Minnesota's labor market is expected to continue to tighten as more and more Baby Boomers retire. In 2017 we already saw record numbers of job vacancies. These record breaking numbers are likely to be the norm for years to come barring another recession. It will be interesting to watch how employers respond to this new labor market reality.
Job Vacancy Survey Methodology
Minnesota's Labor Market Information Office has run an economy wide Minnesota Job Vacancy Survey during the second and fourth quarters of the year since 2001. We survey about 10,000 firms for each round. Firms are selected based on a sampling procedure that stratifies by Economic Development Region, firm size (one to nine employees, 10 to 49 employees, 50 to 249 employees, and 250 employees or more), and 20 industrial sectors so as to achieve complete coverage of the state's economy.
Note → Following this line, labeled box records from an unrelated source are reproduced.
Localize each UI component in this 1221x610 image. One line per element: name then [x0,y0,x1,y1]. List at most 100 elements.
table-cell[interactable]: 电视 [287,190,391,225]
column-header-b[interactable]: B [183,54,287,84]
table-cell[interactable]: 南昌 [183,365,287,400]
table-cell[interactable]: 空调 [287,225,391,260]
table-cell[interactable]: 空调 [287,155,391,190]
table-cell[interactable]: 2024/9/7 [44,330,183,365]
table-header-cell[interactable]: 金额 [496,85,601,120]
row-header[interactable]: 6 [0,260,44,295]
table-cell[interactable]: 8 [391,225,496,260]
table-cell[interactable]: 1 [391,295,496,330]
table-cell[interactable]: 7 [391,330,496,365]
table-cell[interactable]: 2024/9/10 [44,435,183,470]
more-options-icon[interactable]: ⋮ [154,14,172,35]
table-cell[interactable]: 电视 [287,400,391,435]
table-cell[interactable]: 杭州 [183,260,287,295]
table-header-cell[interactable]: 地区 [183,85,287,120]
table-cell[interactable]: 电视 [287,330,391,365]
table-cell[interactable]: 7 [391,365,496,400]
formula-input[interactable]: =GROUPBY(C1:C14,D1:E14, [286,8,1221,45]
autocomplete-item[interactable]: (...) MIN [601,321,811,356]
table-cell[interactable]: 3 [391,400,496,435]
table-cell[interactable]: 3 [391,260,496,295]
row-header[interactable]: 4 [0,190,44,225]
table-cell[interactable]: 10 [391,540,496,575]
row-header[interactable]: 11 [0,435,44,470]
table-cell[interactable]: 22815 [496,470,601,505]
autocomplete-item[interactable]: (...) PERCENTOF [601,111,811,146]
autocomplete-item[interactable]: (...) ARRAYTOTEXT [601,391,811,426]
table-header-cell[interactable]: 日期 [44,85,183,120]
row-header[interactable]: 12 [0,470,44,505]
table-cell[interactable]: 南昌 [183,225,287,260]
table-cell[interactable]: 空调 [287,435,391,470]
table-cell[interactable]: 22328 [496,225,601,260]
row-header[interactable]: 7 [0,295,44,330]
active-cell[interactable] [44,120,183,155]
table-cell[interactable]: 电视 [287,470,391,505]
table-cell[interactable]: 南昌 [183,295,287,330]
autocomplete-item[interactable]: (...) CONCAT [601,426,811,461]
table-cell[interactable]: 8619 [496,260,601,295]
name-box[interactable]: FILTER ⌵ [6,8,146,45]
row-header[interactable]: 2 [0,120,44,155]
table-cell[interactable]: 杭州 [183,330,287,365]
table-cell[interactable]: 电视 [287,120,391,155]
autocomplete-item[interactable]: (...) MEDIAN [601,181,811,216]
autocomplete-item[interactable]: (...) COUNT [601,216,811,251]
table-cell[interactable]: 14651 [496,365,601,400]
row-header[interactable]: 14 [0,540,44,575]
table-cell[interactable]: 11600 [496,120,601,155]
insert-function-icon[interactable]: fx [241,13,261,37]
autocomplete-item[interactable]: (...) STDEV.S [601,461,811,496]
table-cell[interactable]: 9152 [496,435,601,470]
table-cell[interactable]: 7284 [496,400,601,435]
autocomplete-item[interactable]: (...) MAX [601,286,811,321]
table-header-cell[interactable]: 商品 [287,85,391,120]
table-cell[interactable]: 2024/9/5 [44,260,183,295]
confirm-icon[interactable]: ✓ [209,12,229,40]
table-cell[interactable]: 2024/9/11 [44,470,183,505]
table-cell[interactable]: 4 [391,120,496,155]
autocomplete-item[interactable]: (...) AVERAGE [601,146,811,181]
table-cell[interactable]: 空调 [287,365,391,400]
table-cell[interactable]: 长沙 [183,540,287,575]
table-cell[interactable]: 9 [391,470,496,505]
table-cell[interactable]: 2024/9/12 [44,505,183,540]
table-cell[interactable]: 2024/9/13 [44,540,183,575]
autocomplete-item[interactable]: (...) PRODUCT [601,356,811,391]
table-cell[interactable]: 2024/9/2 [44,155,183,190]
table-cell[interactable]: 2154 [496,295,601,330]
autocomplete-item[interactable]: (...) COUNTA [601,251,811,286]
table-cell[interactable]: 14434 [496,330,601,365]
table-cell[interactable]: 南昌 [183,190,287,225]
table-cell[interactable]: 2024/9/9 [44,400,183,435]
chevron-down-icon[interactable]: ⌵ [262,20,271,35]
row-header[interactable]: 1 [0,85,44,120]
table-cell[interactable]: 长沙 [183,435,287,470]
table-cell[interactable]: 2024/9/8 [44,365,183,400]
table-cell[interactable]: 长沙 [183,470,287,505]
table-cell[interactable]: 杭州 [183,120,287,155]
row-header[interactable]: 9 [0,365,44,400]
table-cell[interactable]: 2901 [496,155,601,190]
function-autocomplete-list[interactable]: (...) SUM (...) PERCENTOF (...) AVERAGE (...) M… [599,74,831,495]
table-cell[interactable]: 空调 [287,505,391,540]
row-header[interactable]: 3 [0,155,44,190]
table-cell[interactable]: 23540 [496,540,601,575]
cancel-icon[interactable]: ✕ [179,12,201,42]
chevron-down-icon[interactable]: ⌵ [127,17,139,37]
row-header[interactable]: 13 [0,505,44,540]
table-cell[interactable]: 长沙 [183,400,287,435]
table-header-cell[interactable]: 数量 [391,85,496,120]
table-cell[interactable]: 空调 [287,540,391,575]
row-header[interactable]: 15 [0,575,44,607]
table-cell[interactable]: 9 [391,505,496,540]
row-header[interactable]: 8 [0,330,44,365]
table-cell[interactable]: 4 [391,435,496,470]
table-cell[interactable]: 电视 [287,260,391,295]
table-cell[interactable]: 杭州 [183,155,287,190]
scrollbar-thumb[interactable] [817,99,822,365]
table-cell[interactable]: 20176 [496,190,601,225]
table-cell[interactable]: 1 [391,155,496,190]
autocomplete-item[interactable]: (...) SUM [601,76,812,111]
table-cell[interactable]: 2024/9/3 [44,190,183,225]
Over half of the firms are sent paper surveys to complete. These tend to be the smaller firms. Data for the other 3,800 firms are collected from each company's website. Overall, a 70 to 75 percent response rate is achieved in each round. Starting this year, a supplemental survey will be mailed to companies in the sample that do not provide wage offers in their on-line job postings. Information about wage offers is not only important to job seekers and employers but is also an important indicator of the overall labor market. We hope through this process to achieve a better representation of wage offers in Minnesota.